Pigott David M, Millear Anoushka I, Earl Lucas, Morozoff Chloe, Han Barbara A, Shearer Freya M, Weiss Daniel J, Brady Oliver J, Kraemer Moritz Ug, Moyes Catherine L, Bhatt Samir, Gething Peter W, Golding Nick, Hay Simon I
Institute for Health Metrics and Evaluation, University of Washington, Seattle, United States.
Oxford Big Data Institute, Li Ka Shing Centre for Health Information and Discovery, Oxford, United Kingdom.
Elife. 2016 Jul 14;5:e16412. doi: 10.7554/eLife.16412.

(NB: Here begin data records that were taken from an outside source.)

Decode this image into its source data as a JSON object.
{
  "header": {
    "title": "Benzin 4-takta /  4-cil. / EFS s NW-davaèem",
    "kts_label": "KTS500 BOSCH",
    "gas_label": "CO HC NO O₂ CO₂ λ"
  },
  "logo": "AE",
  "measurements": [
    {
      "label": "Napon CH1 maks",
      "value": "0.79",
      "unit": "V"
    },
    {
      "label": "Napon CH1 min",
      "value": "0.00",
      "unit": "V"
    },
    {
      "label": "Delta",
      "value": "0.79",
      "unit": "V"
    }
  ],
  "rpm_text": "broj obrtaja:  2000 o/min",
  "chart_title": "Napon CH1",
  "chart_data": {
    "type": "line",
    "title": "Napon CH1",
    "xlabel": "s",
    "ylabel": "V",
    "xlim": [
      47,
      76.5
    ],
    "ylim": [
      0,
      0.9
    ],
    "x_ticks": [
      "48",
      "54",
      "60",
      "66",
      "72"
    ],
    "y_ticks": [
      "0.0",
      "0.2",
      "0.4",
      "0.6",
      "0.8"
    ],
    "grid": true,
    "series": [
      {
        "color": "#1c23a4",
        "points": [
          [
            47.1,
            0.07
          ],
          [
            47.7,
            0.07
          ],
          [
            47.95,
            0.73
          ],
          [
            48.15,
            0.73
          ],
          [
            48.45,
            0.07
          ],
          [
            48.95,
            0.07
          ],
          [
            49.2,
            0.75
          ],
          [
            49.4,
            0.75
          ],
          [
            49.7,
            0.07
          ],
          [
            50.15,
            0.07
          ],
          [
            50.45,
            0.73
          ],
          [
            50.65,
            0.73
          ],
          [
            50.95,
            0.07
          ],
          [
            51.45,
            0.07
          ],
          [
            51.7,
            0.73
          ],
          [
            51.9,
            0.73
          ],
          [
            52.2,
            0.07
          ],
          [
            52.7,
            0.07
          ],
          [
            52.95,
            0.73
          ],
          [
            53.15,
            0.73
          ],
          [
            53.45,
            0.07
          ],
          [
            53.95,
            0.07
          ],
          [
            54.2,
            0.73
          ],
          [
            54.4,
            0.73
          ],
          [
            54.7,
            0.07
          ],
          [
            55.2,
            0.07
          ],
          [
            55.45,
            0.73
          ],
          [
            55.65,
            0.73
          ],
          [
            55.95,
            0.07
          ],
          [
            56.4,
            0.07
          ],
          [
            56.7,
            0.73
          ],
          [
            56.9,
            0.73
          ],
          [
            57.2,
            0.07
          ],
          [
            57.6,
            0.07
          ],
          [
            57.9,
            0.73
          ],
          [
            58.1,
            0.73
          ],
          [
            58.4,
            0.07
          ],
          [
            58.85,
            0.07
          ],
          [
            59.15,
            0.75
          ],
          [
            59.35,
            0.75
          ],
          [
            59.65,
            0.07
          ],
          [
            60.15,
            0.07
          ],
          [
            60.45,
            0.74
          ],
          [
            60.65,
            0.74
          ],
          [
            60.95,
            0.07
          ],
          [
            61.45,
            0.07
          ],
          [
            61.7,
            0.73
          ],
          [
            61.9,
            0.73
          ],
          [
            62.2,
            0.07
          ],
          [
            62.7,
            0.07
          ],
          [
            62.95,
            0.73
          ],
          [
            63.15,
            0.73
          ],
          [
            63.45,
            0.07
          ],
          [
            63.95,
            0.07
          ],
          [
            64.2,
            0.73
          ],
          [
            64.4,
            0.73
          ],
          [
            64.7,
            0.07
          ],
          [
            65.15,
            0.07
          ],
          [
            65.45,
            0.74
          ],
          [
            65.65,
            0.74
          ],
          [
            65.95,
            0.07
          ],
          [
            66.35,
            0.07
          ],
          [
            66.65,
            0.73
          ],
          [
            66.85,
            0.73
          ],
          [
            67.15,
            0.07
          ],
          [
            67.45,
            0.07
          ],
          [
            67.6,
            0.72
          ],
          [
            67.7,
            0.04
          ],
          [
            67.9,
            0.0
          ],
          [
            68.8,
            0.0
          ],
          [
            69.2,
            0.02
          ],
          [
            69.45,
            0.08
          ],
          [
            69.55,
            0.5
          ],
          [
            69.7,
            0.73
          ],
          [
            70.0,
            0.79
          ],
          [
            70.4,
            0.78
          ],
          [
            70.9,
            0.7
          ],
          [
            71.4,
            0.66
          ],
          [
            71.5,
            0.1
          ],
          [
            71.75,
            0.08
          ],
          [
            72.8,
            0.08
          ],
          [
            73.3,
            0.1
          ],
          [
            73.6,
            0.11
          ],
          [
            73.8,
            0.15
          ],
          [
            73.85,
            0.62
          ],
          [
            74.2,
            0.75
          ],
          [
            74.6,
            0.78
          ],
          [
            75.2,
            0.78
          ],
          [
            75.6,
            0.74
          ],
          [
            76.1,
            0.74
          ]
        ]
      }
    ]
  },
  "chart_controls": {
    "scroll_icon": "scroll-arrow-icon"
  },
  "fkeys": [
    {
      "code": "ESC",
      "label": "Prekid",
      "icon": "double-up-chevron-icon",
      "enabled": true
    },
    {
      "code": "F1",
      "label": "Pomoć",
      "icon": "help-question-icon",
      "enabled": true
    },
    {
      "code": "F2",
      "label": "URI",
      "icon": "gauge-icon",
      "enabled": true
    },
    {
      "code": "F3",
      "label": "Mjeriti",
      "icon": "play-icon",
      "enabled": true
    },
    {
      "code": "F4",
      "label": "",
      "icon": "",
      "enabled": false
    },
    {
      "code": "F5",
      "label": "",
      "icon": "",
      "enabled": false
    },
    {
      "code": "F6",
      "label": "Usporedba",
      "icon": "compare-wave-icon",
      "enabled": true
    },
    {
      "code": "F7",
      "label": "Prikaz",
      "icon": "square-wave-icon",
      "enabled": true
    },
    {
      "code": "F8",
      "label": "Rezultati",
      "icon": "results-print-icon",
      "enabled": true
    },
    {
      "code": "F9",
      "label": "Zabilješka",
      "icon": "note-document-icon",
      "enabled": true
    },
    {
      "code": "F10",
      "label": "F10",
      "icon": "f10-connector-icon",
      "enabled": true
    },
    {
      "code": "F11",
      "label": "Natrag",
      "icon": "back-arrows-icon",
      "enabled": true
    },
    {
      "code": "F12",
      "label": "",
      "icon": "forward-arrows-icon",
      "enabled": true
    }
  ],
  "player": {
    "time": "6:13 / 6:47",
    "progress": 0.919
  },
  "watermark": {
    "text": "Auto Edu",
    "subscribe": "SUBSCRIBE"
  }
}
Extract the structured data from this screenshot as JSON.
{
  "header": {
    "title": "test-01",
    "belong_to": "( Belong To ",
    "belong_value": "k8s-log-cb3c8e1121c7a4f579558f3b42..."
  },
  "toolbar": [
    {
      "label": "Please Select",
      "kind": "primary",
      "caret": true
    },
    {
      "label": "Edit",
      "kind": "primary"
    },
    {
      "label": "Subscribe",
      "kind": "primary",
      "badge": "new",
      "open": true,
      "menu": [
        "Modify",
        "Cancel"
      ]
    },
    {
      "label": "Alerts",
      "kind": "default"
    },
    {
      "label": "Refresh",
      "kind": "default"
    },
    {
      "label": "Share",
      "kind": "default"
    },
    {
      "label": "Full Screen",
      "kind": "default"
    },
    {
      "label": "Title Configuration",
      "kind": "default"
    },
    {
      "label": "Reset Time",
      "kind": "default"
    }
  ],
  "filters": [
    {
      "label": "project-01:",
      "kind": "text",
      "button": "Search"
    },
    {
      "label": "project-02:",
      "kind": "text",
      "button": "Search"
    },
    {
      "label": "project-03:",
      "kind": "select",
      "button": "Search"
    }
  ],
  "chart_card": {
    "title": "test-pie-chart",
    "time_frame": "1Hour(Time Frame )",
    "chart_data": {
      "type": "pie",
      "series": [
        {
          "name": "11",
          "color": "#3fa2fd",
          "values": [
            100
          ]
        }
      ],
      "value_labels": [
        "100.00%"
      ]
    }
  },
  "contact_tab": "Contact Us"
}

As the outbreak of Ebola virus disease (EVD) in West Africa is now contained, attention is turning from control to future outbreak prediction and prevention. Building on a previously published zoonotic niche map (Pigott et al., 2014), this study incorporates new human and animal occurrence data and expands upon the way in which potential bat EVD reservoir species are incorporated. This update demonstrates the potential for incorporating and updating data used to generate the predicted suitability map. A new data portal for sharing such maps is discussed. This output represents the most up-to-date estimate of the extent of EVD zoonotic risk in Africa. These maps can assist in strengthening surveillance and response capacity to contain viral haemorrhagic fevers.
由于西非埃博拉病毒病(EVD)疫情现已得到控制,关注点正从疫情控制转向未来疫情的预测与预防。本研究以之前发表的人畜共患病生态位地图(皮戈特等人,2014年)为基础,纳入了新的人类和动物出现数据,并扩展了潜在蝙蝠埃博拉病毒病宿主物种的纳入方式。此次更新展示了整合和更新用于生成预测适宜性地图的数据的潜力。文中还讨论了一个用于共享此类地图的新数据门户。此成果代表了对非洲埃博拉病毒病人畜共患病风险范围的最新估计。这些地图有助于加强监测和应对能力,以控制病毒性出血热。